12. USE OF CLUB NAME

The name of the Club and any addresses used will not be given by any Club Member as their designation for any trade, advertising or business purpose, or in connection with any legal proceedings, unless authorised by a full General Meeting.

13. OBSERVANCE & INTERPRETATION OF RULES

Every Member binds himself/herself to abide by the Rules of the Club, and also by any modification thereof made in conformity with such Rules, and also to accept as final and binding, the decision of the Committee in all cases of dispute or disagreement as to the interpretation of these Rules.

NB The above Club Rules are a guide to the details given in the Memorandum and Articles of Association which take precedence in the case of inconsistency with the Rules.

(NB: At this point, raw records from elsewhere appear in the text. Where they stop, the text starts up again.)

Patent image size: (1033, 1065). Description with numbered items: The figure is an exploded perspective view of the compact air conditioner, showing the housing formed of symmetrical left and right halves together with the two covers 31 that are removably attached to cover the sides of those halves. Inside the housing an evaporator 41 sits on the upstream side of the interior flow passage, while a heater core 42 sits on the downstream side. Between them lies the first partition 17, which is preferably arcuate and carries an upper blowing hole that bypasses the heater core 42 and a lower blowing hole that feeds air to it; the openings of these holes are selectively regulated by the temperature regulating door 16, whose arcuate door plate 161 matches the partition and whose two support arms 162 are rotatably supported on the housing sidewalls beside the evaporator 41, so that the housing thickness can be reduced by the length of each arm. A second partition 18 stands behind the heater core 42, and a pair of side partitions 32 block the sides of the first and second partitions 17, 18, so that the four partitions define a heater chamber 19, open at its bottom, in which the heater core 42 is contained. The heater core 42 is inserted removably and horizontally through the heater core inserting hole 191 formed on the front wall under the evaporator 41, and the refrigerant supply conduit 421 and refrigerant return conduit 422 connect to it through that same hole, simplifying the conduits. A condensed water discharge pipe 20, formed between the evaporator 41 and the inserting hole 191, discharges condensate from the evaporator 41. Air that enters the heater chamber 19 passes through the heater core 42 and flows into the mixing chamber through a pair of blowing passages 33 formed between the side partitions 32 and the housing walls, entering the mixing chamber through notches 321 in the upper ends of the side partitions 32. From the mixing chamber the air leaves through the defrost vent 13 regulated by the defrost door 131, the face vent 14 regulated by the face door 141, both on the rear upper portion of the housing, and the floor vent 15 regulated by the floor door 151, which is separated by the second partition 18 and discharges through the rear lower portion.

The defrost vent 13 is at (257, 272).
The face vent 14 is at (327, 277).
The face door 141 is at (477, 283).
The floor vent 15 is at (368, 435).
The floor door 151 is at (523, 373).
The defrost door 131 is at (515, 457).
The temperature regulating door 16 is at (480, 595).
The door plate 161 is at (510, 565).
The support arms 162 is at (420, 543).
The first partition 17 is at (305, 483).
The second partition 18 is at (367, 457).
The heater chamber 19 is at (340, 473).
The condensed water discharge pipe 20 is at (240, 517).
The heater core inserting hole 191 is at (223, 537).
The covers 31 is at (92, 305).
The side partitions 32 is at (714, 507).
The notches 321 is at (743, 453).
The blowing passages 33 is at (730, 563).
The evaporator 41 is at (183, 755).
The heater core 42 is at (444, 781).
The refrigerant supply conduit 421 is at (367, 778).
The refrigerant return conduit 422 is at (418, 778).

The Memorandum and Articles of Association are available at the Registered Office of the Club and can also be seen at General Meetings.

Revised and amended July 2017


Addendum 1: Conflict of Interest Policy

1. All Committee members, Officers, Directors, and Members of The Sunbeam Talbot Alpine Register Limited (STAR) will strive to avoid any conflict of interest between the interests of STAR on the one hand and personal, professional or business interests on the other hand. This includes avoiding actual confilcts of interest as well as the perception of conflicts of interest.

2. The purpose of this policy is to protect the integrity of STAR and to enable all persons or companies coming into contact with or having dealings with STAR to have complete confidence in such integrity.

3. In the course of meetings, events or shows Committee members and other representavives will disclose any interests in a transcation or decision where there may be a conflict between STAR and the Committee members or other representatives best interests.

4. It is understood that after any such disclosure any Committee member may be asked to leave the meeting, event or show and may not be able to take part or any further part in the proceedings, depending on the judgement of the other Committee members present at the time.

5. Any such disclosure and the subsequent actions taken will be noted in the next available minutes.

6. This policy is meant to supplement good judgement and common sense.  All Committee members, Officers, Directors, and Members should respect its spirit as well as its wording.